Materiales y métodos
Diseño cuantitativo, cross-sectional con una fase descriptiva retrospectiva. La muestra fue probabilística por conglomerados (manzanas del barrio), dado que se desconocía la prevalencia y ubicación de las víctimas. El marco del muestreo fue el total de manzanas (130) identificadas en el mapa de la cabecera municipal (11 130 habitantes)10. Con una proporción esperada del 50 %, margen de error del 5 %, efecto del diseño 1 % y un nivel de confianza del 95 %, se calculó una muestra de 97 manzanas. A este valor se adicionó el porcentaje de pérdida del 10 % lo que arrojó una muestra de 107 manzanas (aproximadamente 9 160 habitantes). La selección de las manzanas se realizó de manera aleatoria.
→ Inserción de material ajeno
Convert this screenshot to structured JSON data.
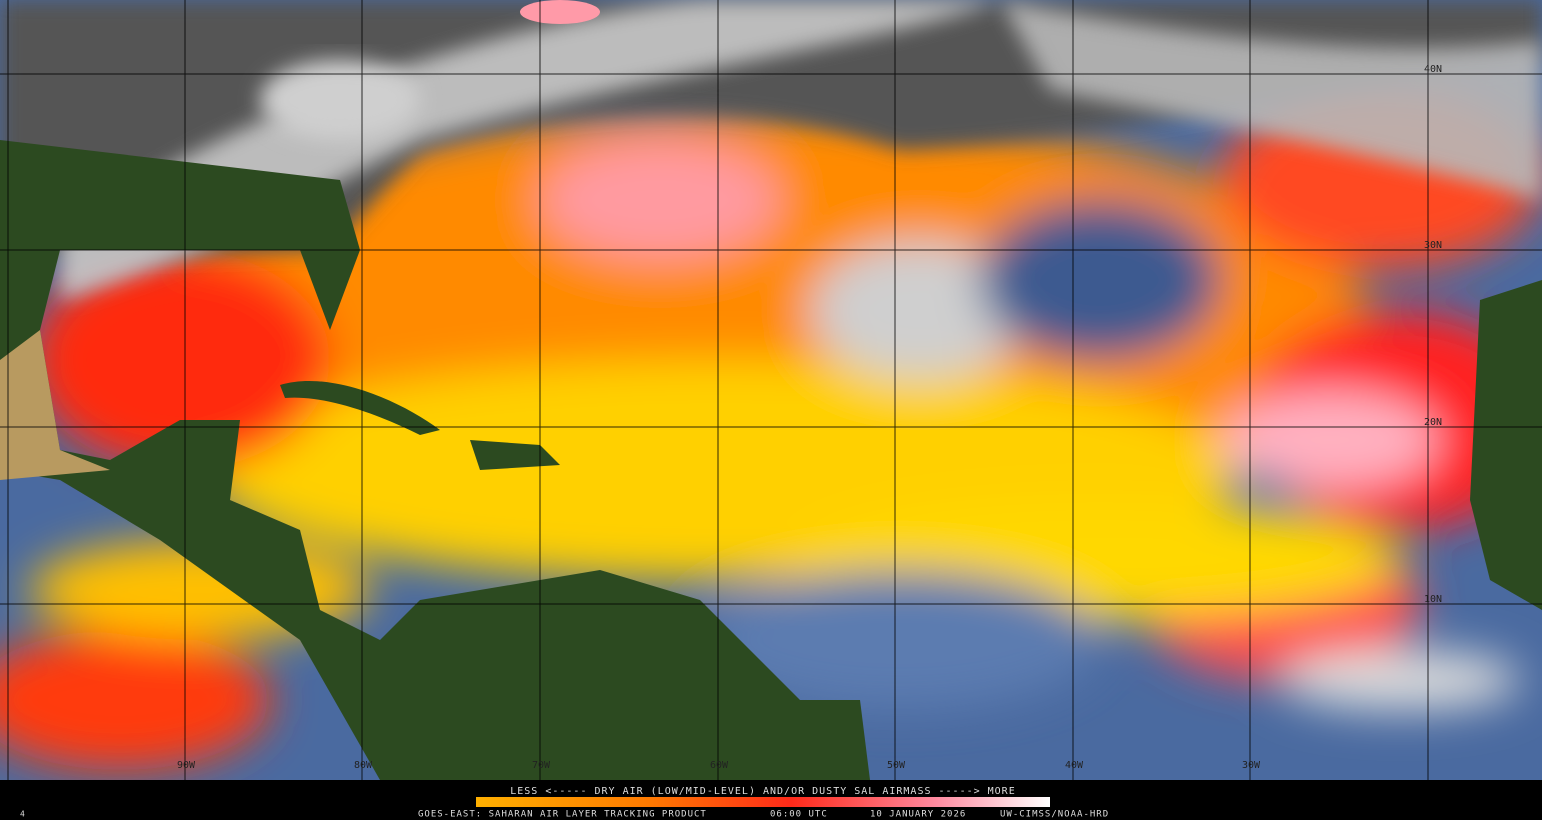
{
  "map": {
    "lat_labels": [
      "40N",
      "30N",
      "20N",
      "10N"
    ],
    "lon_labels": [
      "90W",
      "80W",
      "70W",
      "60W",
      "50W",
      "40W",
      "30W"
    ]
  },
  "legend": {
    "caption": "LESS <----- DRY AIR (LOW/MID-LEVEL) AND/OR DUSTY SAL AIRMASS -----> MORE"
  },
  "footer": {
    "frame": "4",
    "product": "GOES-EAST: SAHARAN AIR LAYER TRACKING PRODUCT",
    "time": "06:00 UTC",
    "date": "10 JANUARY 2026",
    "credit": "UW-CIMSS/NOAA-HRD"
  }
}
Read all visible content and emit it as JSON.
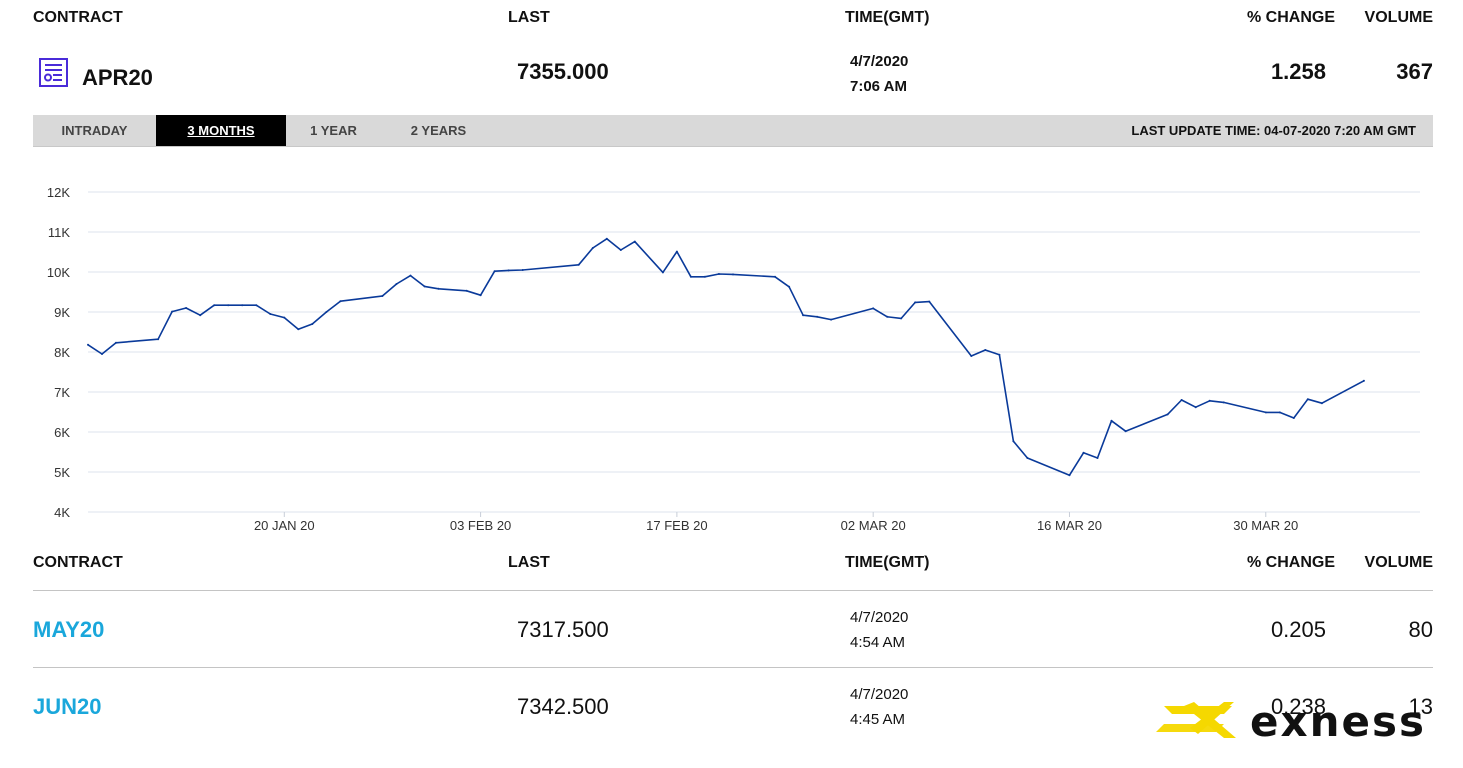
{
  "headers": {
    "contract": "CONTRACT",
    "last": "LAST",
    "time": "TIME(GMT)",
    "pct_change": "% CHANGE",
    "volume": "VOLUME"
  },
  "main_contract": {
    "icon": "document-chart-icon",
    "name": "APR20",
    "last": "7355.000",
    "date": "4/7/2020",
    "time": "7:06 AM",
    "pct_change": "1.258",
    "volume": "367"
  },
  "tabs": [
    {
      "label": "INTRADAY",
      "active": false
    },
    {
      "label": "3 MONTHS",
      "active": true
    },
    {
      "label": "1 YEAR",
      "active": false
    },
    {
      "label": "2 YEARS",
      "active": false
    }
  ],
  "last_update": "LAST UPDATE TIME: 04-07-2020 7:20 AM GMT",
  "colors": {
    "line": "#0a3a9a",
    "grid": "#dde3ec",
    "link": "#1aa7db",
    "tab_active": "#000000",
    "tabbar": "#d9d9d9",
    "brand_yellow": "#f5d800",
    "icon": "#4a2bd9"
  },
  "chart_data": {
    "type": "line",
    "title": "",
    "xlabel": "",
    "ylabel": "",
    "ylim": [
      4000,
      12000
    ],
    "yticks": [
      {
        "value": 4000,
        "label": "4K"
      },
      {
        "value": 5000,
        "label": "5K"
      },
      {
        "value": 6000,
        "label": "6K"
      },
      {
        "value": 7000,
        "label": "7K"
      },
      {
        "value": 8000,
        "label": "8K"
      },
      {
        "value": 9000,
        "label": "9K"
      },
      {
        "value": 10000,
        "label": "10K"
      },
      {
        "value": 11000,
        "label": "11K"
      },
      {
        "value": 12000,
        "label": "12K"
      }
    ],
    "xlim": [
      "2020-01-06",
      "2020-04-10"
    ],
    "xticks": [
      {
        "date": "2020-01-20",
        "label": "20 JAN 20"
      },
      {
        "date": "2020-02-03",
        "label": "03 FEB 20"
      },
      {
        "date": "2020-02-17",
        "label": "17 FEB 20"
      },
      {
        "date": "2020-03-02",
        "label": "02 MAR 20"
      },
      {
        "date": "2020-03-16",
        "label": "16 MAR 20"
      },
      {
        "date": "2020-03-30",
        "label": "30 MAR 20"
      }
    ],
    "grid": true,
    "series": [
      {
        "x": [
          "2020-01-06",
          "2020-01-07",
          "2020-01-08",
          "2020-01-11",
          "2020-01-12",
          "2020-01-13",
          "2020-01-14",
          "2020-01-15",
          "2020-01-16",
          "2020-01-17",
          "2020-01-18",
          "2020-01-19",
          "2020-01-20",
          "2020-01-21",
          "2020-01-22",
          "2020-01-23",
          "2020-01-24",
          "2020-01-27",
          "2020-01-28",
          "2020-01-29",
          "2020-01-30",
          "2020-01-31",
          "2020-02-02",
          "2020-02-03",
          "2020-02-04",
          "2020-02-05",
          "2020-02-06",
          "2020-02-10",
          "2020-02-11",
          "2020-02-12",
          "2020-02-13",
          "2020-02-14",
          "2020-02-16",
          "2020-02-17",
          "2020-02-18",
          "2020-02-19",
          "2020-02-20",
          "2020-02-21",
          "2020-02-24",
          "2020-02-25",
          "2020-02-26",
          "2020-02-27",
          "2020-02-28",
          "2020-03-02",
          "2020-03-03",
          "2020-03-04",
          "2020-03-05",
          "2020-03-06",
          "2020-03-09",
          "2020-03-10",
          "2020-03-11",
          "2020-03-12",
          "2020-03-13",
          "2020-03-16",
          "2020-03-17",
          "2020-03-18",
          "2020-03-19",
          "2020-03-20",
          "2020-03-23",
          "2020-03-24",
          "2020-03-25",
          "2020-03-26",
          "2020-03-27",
          "2020-03-30",
          "2020-03-31",
          "2020-04-01",
          "2020-04-02",
          "2020-04-03",
          "2020-04-06"
        ],
        "y": [
          8180,
          7950,
          8230,
          8320,
          9010,
          9100,
          8920,
          9170,
          9170,
          9170,
          9170,
          8950,
          8860,
          8570,
          8700,
          9000,
          9270,
          9400,
          9700,
          9910,
          9640,
          9580,
          9530,
          9420,
          10020,
          10040,
          10050,
          10180,
          10600,
          10830,
          10550,
          10760,
          9990,
          10510,
          9880,
          9880,
          9950,
          9940,
          9880,
          9630,
          8920,
          8880,
          8810,
          9090,
          8880,
          8840,
          9240,
          9260,
          7900,
          8050,
          7930,
          5770,
          5350,
          4920,
          5480,
          5350,
          6280,
          6020,
          6440,
          6800,
          6620,
          6780,
          6740,
          6490,
          6490,
          6350,
          6820,
          6720,
          7280
        ]
      }
    ]
  },
  "rows": [
    {
      "contract": "MAY20",
      "last": "7317.500",
      "date": "4/7/2020",
      "time": "4:54 AM",
      "pct_change": "0.205",
      "volume": "80"
    },
    {
      "contract": "JUN20",
      "last": "7342.500",
      "date": "4/7/2020",
      "time": "4:45 AM",
      "pct_change": "0.238",
      "volume": "13"
    }
  ],
  "brand": {
    "name": "exness",
    "icon": "exness-logo-icon"
  }
}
Los criterios de inclusión del estudio fueron: tener 18 años o más, residir en Algeciras, Huila (se tomó como tiempo de residencia la postulada por DANE en los censos) un tiempo igual o mayor a seis meses y considerarse víctima del conflicto de acuerdo con lo postulado por la Ley 1448 de 2021 "a aquellas personas que individual o colectivamente hayan sufrido un daño por hechos ocurridos a partir del 1° de enero de 1985, como consecuencia de infracciones al Derecho Internacional Humanitario o de violaciones graves y manifiestas a las normas internacionales de Derechos Humanos, ocurridas con ocasión del conflicto armado interno"11.
El instrumento de recolección fue ajustado por los autores de este estudio, y tomado de la Unidad para la Atención y Reparación Integral a las Víctimas. Instructivo de Caracterización -Primera versión. Subdirección Red Nacional de Información. Bogotá-Colombia12. El ajuste del instrumento se realizó debido a la necesidad de incluir variables de análisis que se contemplaron en el objetivo del estudio, tales como: aspectos sociodemográficos, el componente de salud, de reunificación familiar y de participación comunitaria. Al finalizar el proceso se definieron nueve componentes con 55 preguntas enmarcadas en los siguientes componentes: aspectos sociodemográficos, educación, alimentación, salud, generación de ingresos, reunificación familiar, vivienda, medidas de rehabilitación y participación comunitaria.
La recolección de información fue dirigida y orientada por el entrevistador para su diligenciamiento.
Se calcularon frecuencias absolutas y relativas. Se estimó la prevalencia de periodo y de punto, para este estudio la prevalencia de periodo se tomó como la frecuencia durante un periodo de tiempo (a partir del 1° de enero de 198511 a la exposición a diferentes formas de violencia derivados del conflicto armado. La prevalencia de punto fue el equivalente a la exposición actual al conflicto armado identificada el día de la recolección de la información. Se estimó la prevalencia general (casos actuales y antiguos víctimas del conflicto armado)13.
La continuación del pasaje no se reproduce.